Ein klassisches Beispiel ist der Super-Schurwolle-Pullover. Den hat man und hat man und hat man und eigentlich will man den gar nicht anziehen, denn dann müsste man ihn ja irgendwie waschen – und so liegt der schnell mal drei Winter rum. Und irgendwann holt man ihn raus und dann liegt der gar nicht mehr rum, da fehlt dann nämlich schon die Hälfte …! So was gibt's auch mit Teppichen. Die stehen dann jahrelang im Keller. Und irgendwann ist nur noch das Gerippe übrig. Da war dann eine befruchtete Motte vorbeigekommen, die hat ihre Eier auf dem Teppich abgelegt und die Nachkömmlinge haben beschlossen: Hier gehen wir nicht mehr weg, das ist jetzt unser Habitat.

Paradiesische Zustände … Gibt es bei Schädlingen eigentlich regionale Unterschiede? Ist Berlin von anderen Tieren betroffen als zum Beispiel München?

Zwischen Berlin und München würde ich keinen Unterschied machen, denn das sind beides Großstädte und beide werden gern international besucht. Stichwort: Bettwanzen. Die hat man in Städten, die touristisch nicht so frequentiert sind, sicher seltener.

Wie groß ist das Bettwanzen-Problem in Berlin?

Berlin ist international sehr angesehen und daher haben wir auch Bettwanzen. Hotels, Hostels und andere Herbergen haben schon gut damit zu tun. Und da die Berliner selbst ja auch sehr reisefreudig sind, treffen wir auch in Privathaushalten sehr oft darauf. Bettwanzen reisen halt im Gepäck mit. Der Trend ist so, dass sich die Zahl von Bettwanzenfällen in Berlin von Jahr zu Jahr verdoppelt.

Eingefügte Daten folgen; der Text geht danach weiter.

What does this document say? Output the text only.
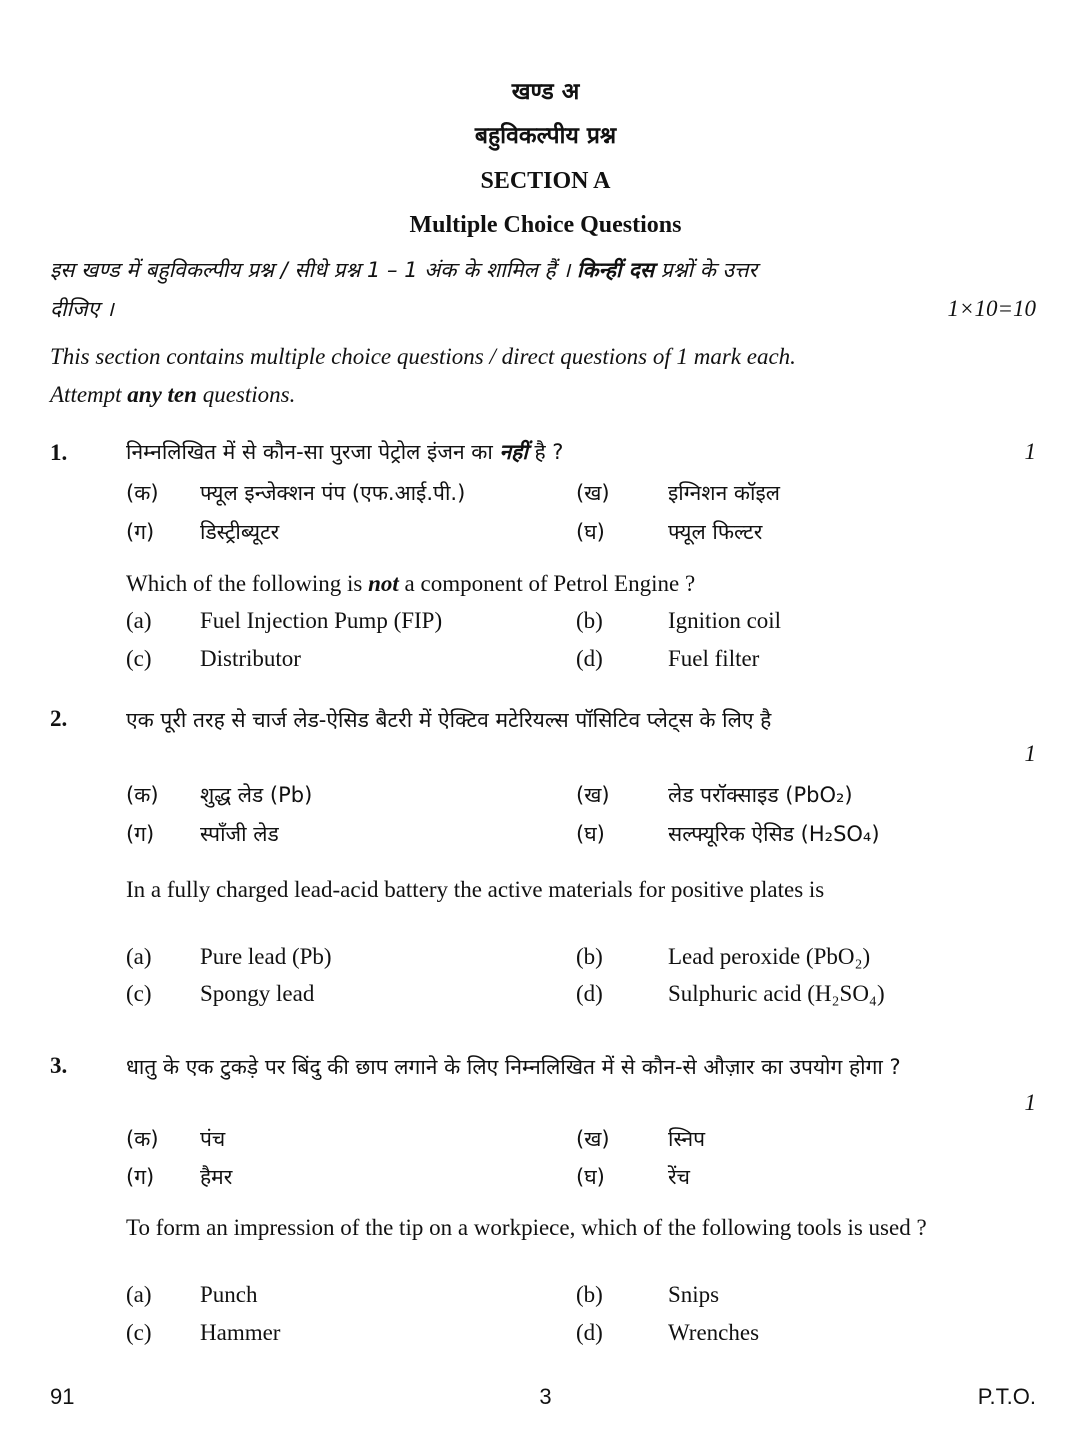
खण्ड अ
बहुविकल्पीय प्रश्न
SECTION A
Multiple Choice Questions
इस खण्ड में बहुविकल्पीय प्रश्न / सीधे प्रश्न 1 – 1 अंक के शामिल हैं । किन्हीं दस प्रश्नों के उत्तर
दीजिए ।	1×10=10
This section contains multiple choice questions / direct questions of 1 mark each.
Attempt any ten questions.
1.	1
निम्नलिखित में से कौन-सा पुरजा पेट्रोल इंजन का नहीं है ?
(क) फ्यूल इन्जेक्शन पंप (एफ.आई.पी.)	(ख)	इग्निशन कॉइल
(ग) डिस्ट्रीब्यूटर	(घ)	फ्यूल फिल्टर
Which of the following is not a component of Petrol Engine ?
(a) Fuel Injection Pump (FIP)	(b)	Ignition coil
(c) Distributor	(d)	Fuel filter
2.
1
एक पूरी तरह से चार्ज लेड-ऐसिड बैटरी में ऐक्टिव मटेरियल्स पॉसिटिव प्लेट्स के लिए है
(क) शुद्ध लेड (Pb)	(ख)	लेड परॉक्साइड (PbO₂)
(ग) स्पाँजी लेड	(घ)	सल्फ्यूरिक ऐसिड (H₂SO₄)
In a fully charged lead-acid battery the active materials for positive plates is
(a) Pure lead (Pb)	(b)	Lead peroxide (PbO₂)
(c) Spongy lead	(d)	Sulphuric acid (H₂SO₄)
3.
1
धातु के एक टुकड़े पर बिंदु की छाप लगाने के लिए निम्नलिखित में से कौन-से औज़ार का उपयोग होगा ?
(क) पंच	(ख)	स्निप
(ग) हैमर	(घ)	रेंच
To form an impression of the tip on a workpiece, which of the following tools is used ?
(a) Punch	(b)	Snips
(c) Hammer	(d)	Wrenches
91	3	P.T.O.
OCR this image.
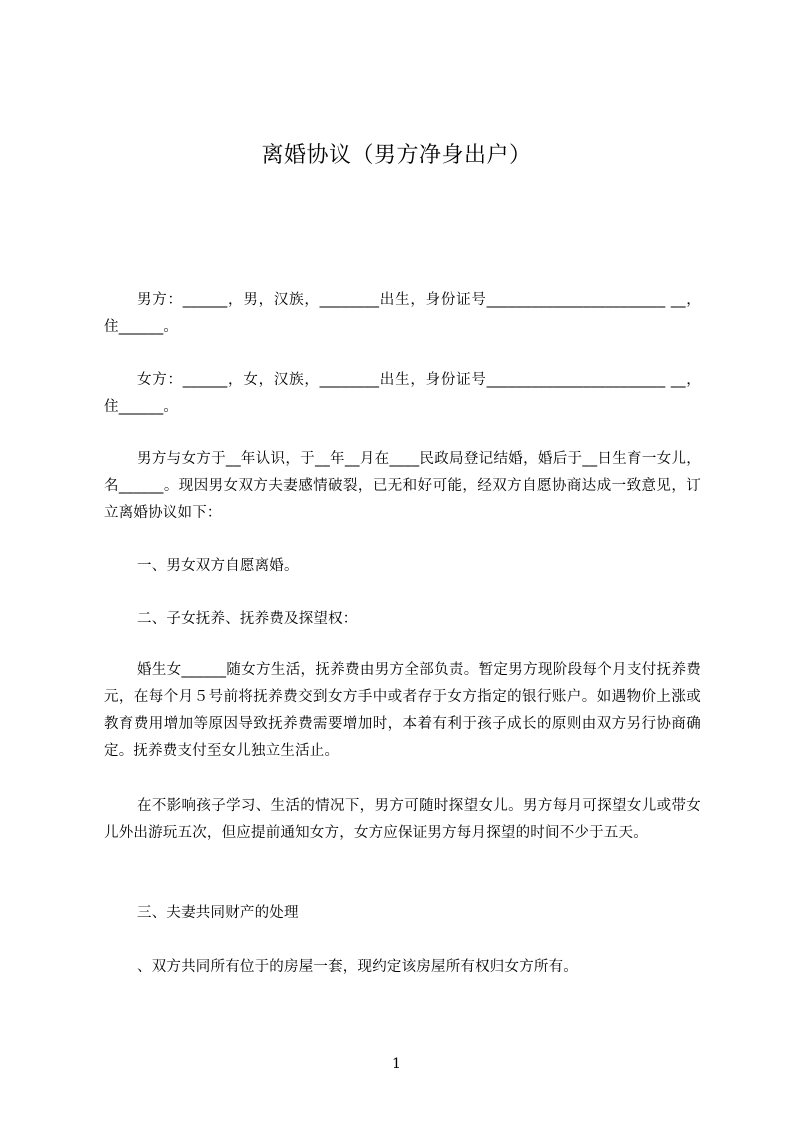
离婚协议（男方净身出户）

男方：______，男，汉族，________出生，身份证号________________________ __，住______。

女方：______，女，汉族，________出生，身份证号________________________ __，住______。

男方与女方于__年认识，于__年__月在____民政局登记结婚，婚后于__日生育一女儿，名______。现因男女双方夫妻感情破裂，已无和好可能，经双方自愿协商达成一致意见，订立离婚协议如下：

一、男女双方自愿离婚。

二、子女抚养、抚养费及探望权：

婚生女______随女方生活，抚养费由男方全部负责。暂定男方现阶段每个月支付抚养费元，在每个月５号前将抚养费交到女方手中或者存于女方指定的银行账户。如遇物价上涨或教育费用增加等原因导致抚养费需要增加时，本着有利于孩子成长的原则由双方另行协商确定。抚养费支付至女儿独立生活止。

在不影响孩子学习、生活的情况下，男方可随时探望女儿。男方每月可探望女儿或带女儿外出游玩五次，但应提前通知女方，女方应保证男方每月探望的时间不少于五天。

三、夫妻共同财产的处理

、双方共同所有位于的房屋一套，现约定该房屋所有权归女方所有。

1
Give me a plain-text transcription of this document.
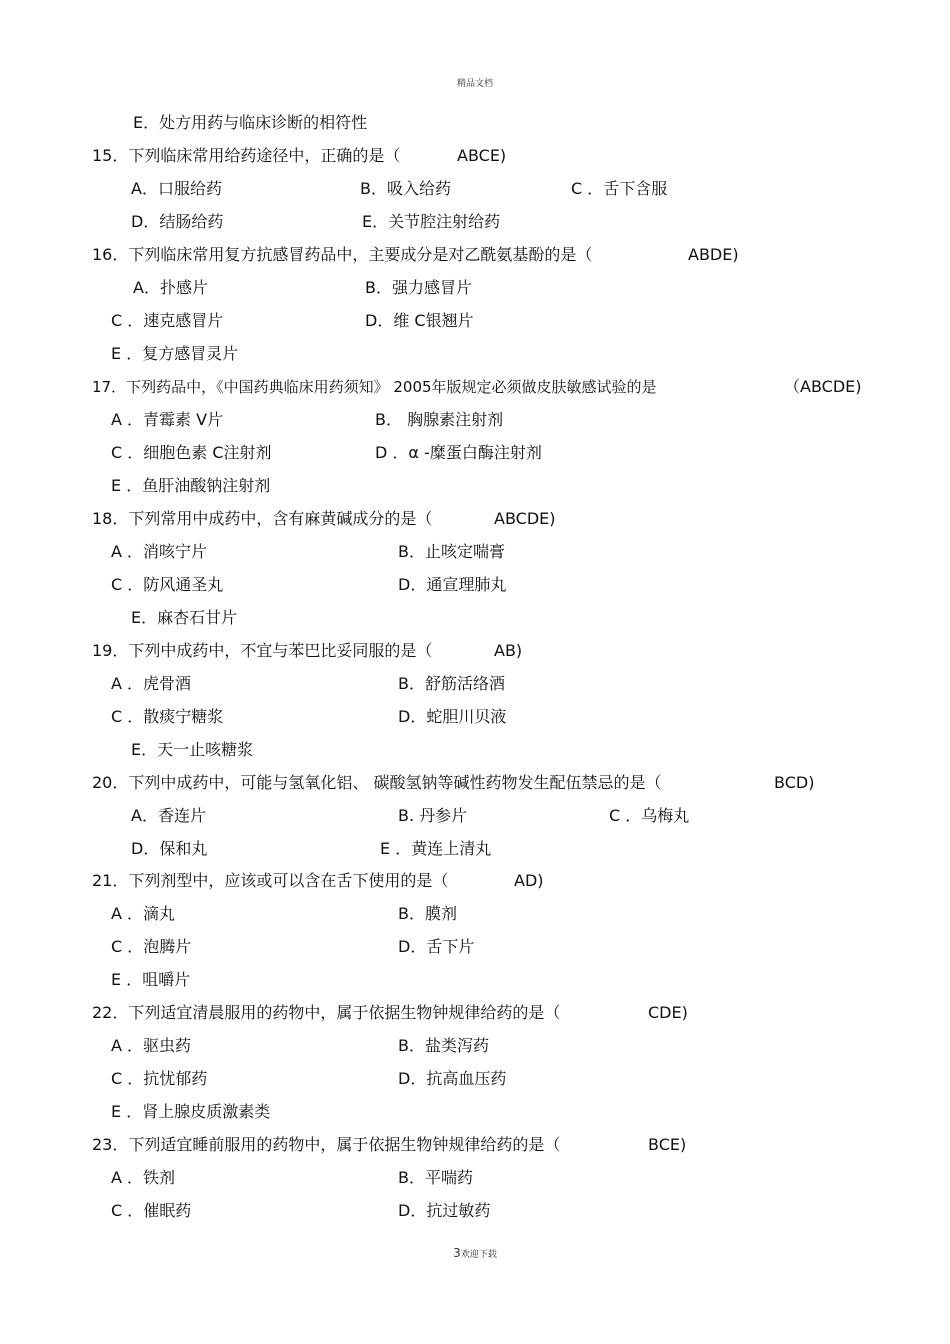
精品文档
E．处方用药与临床诊断的相符性
15．下列临床常用给药途径中，正确的是（	ABCE)
A．口服给药	B．吸入给药	C ．舌下含服
D．结肠给药	E．关节腔注射给药
16．下列临床常用复方抗感冒药品中，主要成分是对乙酰氨基酚的是（	ABDE)
A．扑感片	B．强力感冒片
C ．速克感冒片	D．维 C银翘片
E ．复方感冒灵片
17．下列药品中，《中国药典临床用药须知》 2005年版规定必须做皮肤敏感试验的是	（ABCDE)
A ．青霉素 V片	B． 胸腺素注射剂
C ．细胞色素 C注射剂	D ．α -糜蛋白酶注射剂
E ．鱼肝油酸钠注射剂
18．下列常用中成药中，含有麻黄碱成分的是（	ABCDE)
A ．消咳宁片	B．止咳定喘膏
C ．防风通圣丸	D．通宣理肺丸
E．麻杏石甘片
19．下列中成药中，不宜与苯巴比妥同服的是（	AB)
A ．虎骨酒	B．舒筋活络酒
C ．散痰宁糖浆	D．蛇胆川贝液
E．天一止咳糖浆
20．下列中成药中，可能与氢氧化铝、 碳酸氢钠等碱性药物发生配伍禁忌的是（	BCD)
A．香连片	B. 丹参片	C ．乌梅丸
D．保和丸	E ．黄连上清丸
21．下列剂型中，应该或可以含在舌下使用的是（	AD)
A ．滴丸	B．膜剂
C ．泡腾片	D．舌下片
E ．咀嚼片
22．下列适宜清晨服用的药物中，属于依据生物钟规律给药的是（	CDE)
A ．驱虫药	B．盐类泻药
C ．抗忧郁药	D．抗高血压药
E ．肾上腺皮质激素类
23．下列适宜睡前服用的药物中，属于依据生物钟规律给药的是（	BCE)
A ．铁剂	B．平喘药
C ．催眠药	D．抗过敏药
3欢迎下载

Bettwanzen sind also ein recht neues Problem?

Fühlen sich überall wohl, wo sie Menschen nachts regelmäßig Blut abzapfen können: Bettwanzen.
Fühlen sich überall wohl, wo sie Menschen nachts regelmäßig Blut abzapfen können: Bettwanzen.(Foto: imago/blickwinkel)

Die waren mal weg. Seit Anfang der 1990er-Jahre sind sie wieder im Kommen – aber nicht nur in Deutschland. Auch in den USA, in Großbritannien, in Italien … ja, in Rom: ein irres Geschehnis dort, auch was Bettwanzen anbelangt …

Gegen Bettwanzen gibt es dann aber wirklich kein anderes Mittel als Gift, oder?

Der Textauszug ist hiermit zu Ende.